Nomura’s agency-only broker Instinet has applied to the Financial Conduct Authority to become an authorised Payment Institution, enabling it to react to changes in the way research is paid for by institutional clients.
Instinet is hoping that this new status will allow it to offer segregated cash management and payment services to those clients operating ‘hard dollar’ research payment accounts.
In the UK, the Financial Conduct Authority has been keen to embrace proposals outlined in the Markets in Financial Instruments Directive II (MIFID II), which make the case for an end to ‘soft-dollar’ arrangements such as commission sharing arrangements.
CSAs enable fund managers to pay the broker for trade execution and then ask the same broker to allocate a portion of the commission to an independent research provider.
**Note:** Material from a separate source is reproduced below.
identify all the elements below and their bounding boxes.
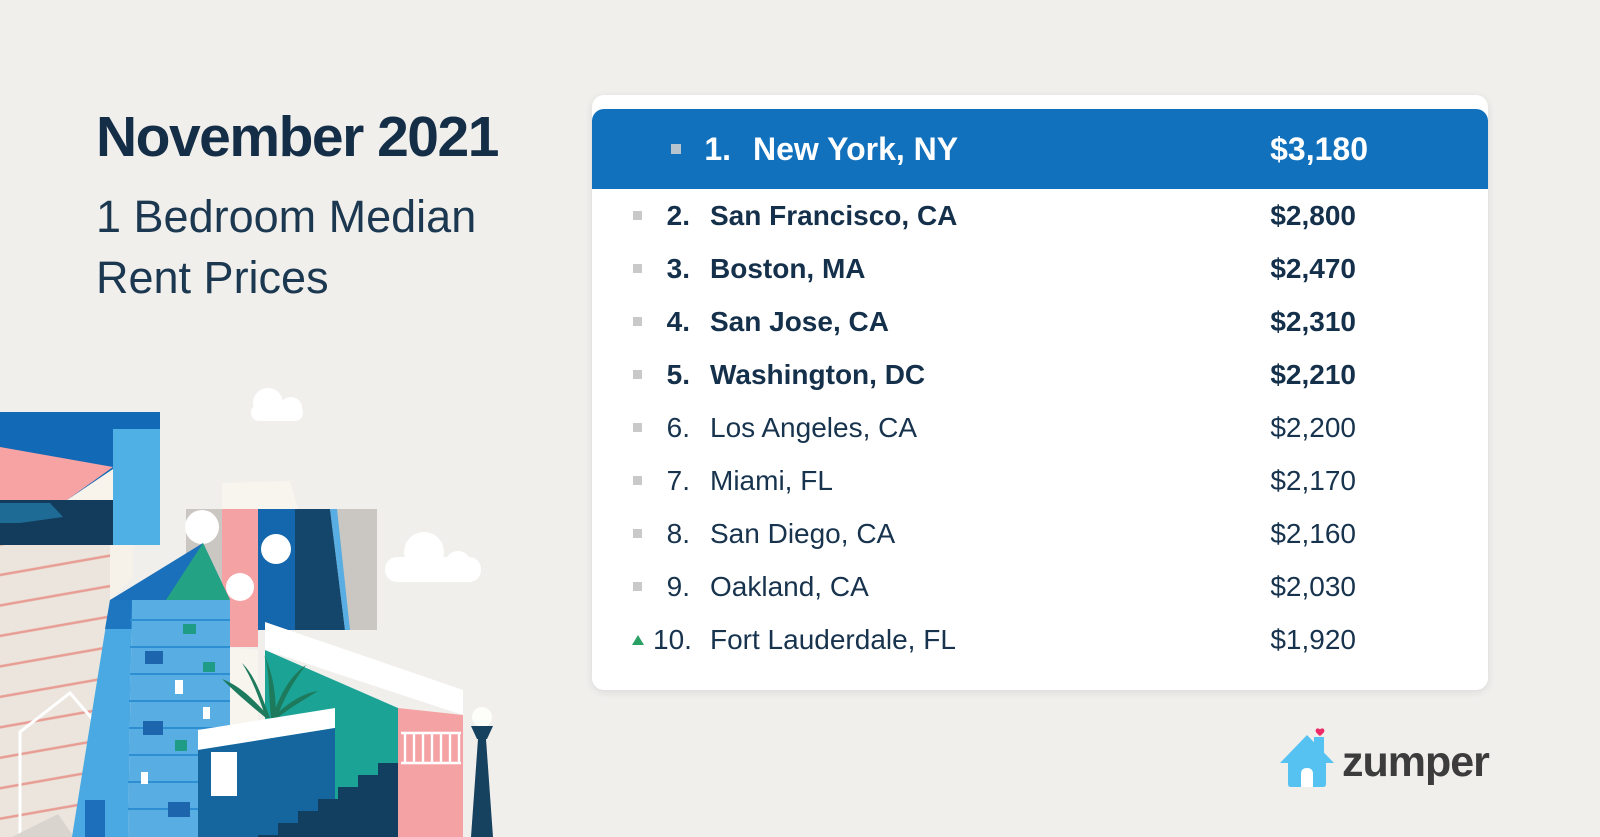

Instinet already offers a commission management service but is hoping to offer the new ‘segregated cash management’ service alongside the existing service.
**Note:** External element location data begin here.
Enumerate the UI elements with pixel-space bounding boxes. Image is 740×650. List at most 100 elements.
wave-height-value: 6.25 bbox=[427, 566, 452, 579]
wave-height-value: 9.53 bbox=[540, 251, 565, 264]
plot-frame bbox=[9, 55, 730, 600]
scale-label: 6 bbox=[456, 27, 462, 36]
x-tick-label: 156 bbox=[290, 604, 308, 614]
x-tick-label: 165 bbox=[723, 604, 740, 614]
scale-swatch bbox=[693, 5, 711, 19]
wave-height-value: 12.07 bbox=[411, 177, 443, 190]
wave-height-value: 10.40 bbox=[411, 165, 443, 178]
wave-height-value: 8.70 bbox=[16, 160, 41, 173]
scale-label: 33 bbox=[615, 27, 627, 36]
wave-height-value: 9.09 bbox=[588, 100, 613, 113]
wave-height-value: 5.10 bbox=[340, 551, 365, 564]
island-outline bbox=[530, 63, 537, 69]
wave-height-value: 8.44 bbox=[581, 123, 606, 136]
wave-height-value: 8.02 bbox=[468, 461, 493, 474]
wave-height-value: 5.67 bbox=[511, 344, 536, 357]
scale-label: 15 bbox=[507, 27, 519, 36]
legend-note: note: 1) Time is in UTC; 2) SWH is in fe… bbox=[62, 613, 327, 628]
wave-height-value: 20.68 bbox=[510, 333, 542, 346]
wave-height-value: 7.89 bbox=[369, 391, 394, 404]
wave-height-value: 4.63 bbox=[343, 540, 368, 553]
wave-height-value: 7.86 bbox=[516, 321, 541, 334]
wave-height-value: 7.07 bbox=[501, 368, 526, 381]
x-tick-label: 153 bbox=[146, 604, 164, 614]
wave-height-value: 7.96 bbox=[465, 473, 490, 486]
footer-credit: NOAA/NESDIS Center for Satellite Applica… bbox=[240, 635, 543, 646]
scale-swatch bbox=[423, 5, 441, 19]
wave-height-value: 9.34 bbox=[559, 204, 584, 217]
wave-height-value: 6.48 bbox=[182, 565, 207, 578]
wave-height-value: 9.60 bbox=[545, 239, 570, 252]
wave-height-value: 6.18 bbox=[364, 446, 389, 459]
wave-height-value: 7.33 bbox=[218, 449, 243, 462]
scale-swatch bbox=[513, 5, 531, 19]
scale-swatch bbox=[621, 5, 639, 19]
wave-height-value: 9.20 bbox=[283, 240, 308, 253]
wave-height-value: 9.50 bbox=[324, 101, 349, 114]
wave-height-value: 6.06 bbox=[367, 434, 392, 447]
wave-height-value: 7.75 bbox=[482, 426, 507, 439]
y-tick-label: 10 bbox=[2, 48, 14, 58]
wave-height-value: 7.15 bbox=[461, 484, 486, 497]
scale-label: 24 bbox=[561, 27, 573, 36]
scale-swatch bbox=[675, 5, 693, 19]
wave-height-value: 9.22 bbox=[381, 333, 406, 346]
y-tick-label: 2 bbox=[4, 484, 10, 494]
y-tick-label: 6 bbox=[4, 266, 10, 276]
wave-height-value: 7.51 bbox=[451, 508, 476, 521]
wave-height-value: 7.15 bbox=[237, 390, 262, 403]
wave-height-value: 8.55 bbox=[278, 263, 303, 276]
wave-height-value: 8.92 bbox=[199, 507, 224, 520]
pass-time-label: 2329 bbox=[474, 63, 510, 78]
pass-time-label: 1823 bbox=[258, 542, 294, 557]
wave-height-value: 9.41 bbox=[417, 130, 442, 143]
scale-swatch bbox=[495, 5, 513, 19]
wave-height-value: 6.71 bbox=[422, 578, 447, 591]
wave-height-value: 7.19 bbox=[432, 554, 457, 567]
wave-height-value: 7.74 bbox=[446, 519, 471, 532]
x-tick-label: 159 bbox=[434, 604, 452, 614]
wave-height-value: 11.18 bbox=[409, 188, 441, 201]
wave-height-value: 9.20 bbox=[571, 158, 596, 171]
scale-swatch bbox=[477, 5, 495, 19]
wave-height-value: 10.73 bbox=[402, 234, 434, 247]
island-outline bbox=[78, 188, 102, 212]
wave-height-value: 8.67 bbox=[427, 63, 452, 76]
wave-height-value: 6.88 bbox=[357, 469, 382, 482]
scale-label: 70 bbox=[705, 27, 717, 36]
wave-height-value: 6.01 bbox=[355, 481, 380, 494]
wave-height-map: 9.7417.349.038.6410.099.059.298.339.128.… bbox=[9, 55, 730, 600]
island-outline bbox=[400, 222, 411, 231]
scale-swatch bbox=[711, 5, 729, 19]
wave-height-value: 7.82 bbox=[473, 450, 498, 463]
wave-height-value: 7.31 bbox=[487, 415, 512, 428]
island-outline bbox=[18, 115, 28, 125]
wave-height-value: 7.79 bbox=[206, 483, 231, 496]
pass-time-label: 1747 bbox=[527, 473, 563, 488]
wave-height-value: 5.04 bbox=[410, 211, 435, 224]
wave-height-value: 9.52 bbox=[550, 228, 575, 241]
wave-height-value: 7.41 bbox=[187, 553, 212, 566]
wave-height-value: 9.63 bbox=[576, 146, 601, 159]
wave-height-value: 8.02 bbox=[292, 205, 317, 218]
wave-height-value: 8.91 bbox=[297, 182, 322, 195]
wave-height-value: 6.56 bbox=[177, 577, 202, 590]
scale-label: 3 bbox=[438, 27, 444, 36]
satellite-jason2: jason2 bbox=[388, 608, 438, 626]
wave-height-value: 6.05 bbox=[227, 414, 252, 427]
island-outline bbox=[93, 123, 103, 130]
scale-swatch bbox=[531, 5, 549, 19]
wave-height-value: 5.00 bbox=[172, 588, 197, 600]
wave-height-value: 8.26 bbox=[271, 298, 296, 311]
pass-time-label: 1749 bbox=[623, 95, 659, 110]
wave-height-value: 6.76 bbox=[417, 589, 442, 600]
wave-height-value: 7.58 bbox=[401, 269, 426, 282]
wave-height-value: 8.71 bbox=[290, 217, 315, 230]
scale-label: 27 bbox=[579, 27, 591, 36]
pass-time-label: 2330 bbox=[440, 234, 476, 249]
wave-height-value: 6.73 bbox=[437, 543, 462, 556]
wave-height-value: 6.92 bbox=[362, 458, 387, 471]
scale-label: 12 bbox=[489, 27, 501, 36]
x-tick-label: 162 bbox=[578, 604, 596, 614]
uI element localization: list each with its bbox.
Adam Toms, chief executive officer of Instinet Europe, said: “Applying to become an authorised Payment Institution enables Instinet to offer clients the flexibility to choose a solution that works for them.”
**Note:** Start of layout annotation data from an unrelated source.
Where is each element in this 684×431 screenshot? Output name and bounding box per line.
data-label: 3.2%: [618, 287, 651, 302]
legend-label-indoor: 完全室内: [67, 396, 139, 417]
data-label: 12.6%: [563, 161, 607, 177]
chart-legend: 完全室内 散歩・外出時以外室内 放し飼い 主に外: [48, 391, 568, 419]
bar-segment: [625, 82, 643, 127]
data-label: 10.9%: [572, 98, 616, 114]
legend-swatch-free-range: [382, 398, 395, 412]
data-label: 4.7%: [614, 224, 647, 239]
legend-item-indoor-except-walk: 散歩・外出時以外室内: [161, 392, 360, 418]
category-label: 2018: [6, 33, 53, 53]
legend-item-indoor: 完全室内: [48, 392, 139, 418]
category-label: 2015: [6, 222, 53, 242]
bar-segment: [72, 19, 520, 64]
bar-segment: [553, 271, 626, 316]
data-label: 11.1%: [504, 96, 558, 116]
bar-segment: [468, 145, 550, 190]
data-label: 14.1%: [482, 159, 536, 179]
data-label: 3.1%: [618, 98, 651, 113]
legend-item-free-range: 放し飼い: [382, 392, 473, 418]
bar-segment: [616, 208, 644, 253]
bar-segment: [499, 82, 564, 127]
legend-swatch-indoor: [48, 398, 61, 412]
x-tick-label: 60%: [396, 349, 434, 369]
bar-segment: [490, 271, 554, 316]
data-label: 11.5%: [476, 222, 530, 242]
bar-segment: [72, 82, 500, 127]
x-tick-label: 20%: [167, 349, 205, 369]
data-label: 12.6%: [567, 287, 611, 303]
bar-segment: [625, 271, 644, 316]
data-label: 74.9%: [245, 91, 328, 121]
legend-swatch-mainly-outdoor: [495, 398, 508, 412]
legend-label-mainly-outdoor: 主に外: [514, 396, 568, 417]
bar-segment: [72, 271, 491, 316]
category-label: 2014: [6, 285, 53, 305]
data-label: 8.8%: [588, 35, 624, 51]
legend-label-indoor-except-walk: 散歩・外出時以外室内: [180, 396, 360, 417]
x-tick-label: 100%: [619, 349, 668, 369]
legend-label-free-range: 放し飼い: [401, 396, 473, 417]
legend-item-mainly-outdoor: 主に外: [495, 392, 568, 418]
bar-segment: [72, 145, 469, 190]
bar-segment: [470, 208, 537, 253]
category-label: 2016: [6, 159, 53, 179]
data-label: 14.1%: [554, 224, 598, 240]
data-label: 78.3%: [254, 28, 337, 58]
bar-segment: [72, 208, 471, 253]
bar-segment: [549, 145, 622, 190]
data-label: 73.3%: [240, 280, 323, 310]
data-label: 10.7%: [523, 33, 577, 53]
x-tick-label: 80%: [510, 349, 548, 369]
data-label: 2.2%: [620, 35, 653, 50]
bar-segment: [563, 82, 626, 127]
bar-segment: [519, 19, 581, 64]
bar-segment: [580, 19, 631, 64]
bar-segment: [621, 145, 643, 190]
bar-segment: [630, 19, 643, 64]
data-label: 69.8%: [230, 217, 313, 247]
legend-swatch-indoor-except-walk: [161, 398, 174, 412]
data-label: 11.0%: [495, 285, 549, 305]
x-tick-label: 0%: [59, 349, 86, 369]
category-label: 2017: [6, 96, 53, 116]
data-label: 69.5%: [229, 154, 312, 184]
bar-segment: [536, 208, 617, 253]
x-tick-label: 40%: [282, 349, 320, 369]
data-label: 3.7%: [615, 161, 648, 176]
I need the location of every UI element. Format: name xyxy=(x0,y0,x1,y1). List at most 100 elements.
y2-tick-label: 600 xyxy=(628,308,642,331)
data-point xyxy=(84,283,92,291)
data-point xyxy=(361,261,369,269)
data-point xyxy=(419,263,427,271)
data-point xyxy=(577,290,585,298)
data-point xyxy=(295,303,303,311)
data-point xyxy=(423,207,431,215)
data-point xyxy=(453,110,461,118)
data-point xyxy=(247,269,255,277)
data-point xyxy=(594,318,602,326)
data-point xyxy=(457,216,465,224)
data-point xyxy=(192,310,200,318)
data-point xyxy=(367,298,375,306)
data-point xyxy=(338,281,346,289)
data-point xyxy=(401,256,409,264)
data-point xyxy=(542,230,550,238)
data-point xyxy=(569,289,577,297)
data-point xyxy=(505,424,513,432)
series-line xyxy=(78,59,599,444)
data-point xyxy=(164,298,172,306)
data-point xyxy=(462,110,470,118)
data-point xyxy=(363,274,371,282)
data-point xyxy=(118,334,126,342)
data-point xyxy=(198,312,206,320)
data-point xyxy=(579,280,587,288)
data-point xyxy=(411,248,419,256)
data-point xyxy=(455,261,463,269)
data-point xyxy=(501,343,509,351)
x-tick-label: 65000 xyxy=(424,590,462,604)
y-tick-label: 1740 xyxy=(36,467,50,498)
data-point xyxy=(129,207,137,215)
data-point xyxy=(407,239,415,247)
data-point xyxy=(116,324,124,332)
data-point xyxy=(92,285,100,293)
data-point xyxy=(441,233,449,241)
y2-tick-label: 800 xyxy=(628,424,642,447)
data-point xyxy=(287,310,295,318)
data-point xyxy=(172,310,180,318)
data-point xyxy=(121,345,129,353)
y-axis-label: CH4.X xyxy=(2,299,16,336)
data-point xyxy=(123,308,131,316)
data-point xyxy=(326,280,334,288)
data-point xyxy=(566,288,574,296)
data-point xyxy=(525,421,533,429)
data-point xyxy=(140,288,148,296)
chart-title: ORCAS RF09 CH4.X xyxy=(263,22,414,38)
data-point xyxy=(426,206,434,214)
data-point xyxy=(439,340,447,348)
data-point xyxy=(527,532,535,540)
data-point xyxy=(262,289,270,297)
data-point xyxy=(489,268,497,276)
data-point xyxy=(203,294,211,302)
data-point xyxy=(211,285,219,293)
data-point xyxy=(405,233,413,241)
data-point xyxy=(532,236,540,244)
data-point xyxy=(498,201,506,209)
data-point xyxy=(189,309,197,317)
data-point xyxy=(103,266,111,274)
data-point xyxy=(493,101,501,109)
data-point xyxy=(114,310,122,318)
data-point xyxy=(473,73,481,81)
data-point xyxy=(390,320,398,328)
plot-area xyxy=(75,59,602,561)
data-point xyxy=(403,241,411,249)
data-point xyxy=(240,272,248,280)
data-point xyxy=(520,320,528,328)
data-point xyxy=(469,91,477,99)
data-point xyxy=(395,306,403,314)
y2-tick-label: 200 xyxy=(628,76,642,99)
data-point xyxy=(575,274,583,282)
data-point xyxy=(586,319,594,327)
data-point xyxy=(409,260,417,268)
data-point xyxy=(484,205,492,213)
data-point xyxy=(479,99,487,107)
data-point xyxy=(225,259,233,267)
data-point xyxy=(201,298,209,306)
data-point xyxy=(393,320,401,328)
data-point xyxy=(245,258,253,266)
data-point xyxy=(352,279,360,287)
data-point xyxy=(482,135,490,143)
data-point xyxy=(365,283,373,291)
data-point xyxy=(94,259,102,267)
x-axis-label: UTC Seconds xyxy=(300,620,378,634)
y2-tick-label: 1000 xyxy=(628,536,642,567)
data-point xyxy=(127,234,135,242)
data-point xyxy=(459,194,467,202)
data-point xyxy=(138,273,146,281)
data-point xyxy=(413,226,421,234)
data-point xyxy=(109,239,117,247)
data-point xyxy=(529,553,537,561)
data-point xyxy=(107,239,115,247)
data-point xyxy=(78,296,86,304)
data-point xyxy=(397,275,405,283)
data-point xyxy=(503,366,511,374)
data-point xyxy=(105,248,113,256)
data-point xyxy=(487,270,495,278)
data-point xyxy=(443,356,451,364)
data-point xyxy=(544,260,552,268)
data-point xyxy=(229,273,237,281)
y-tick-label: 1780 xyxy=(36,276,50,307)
According to the FCA, Payment Institutions are allowed to make credit transfers, take direct debits and card payments, make cash remittances, offer foreign exchange services and grant credit for periods of up to one year under the Payment Services Regulations.
In a press release, Instinet said its has witnessed commission sharing arrangement balances double between February 2014 and February 2015, although it did not volunteer a figure.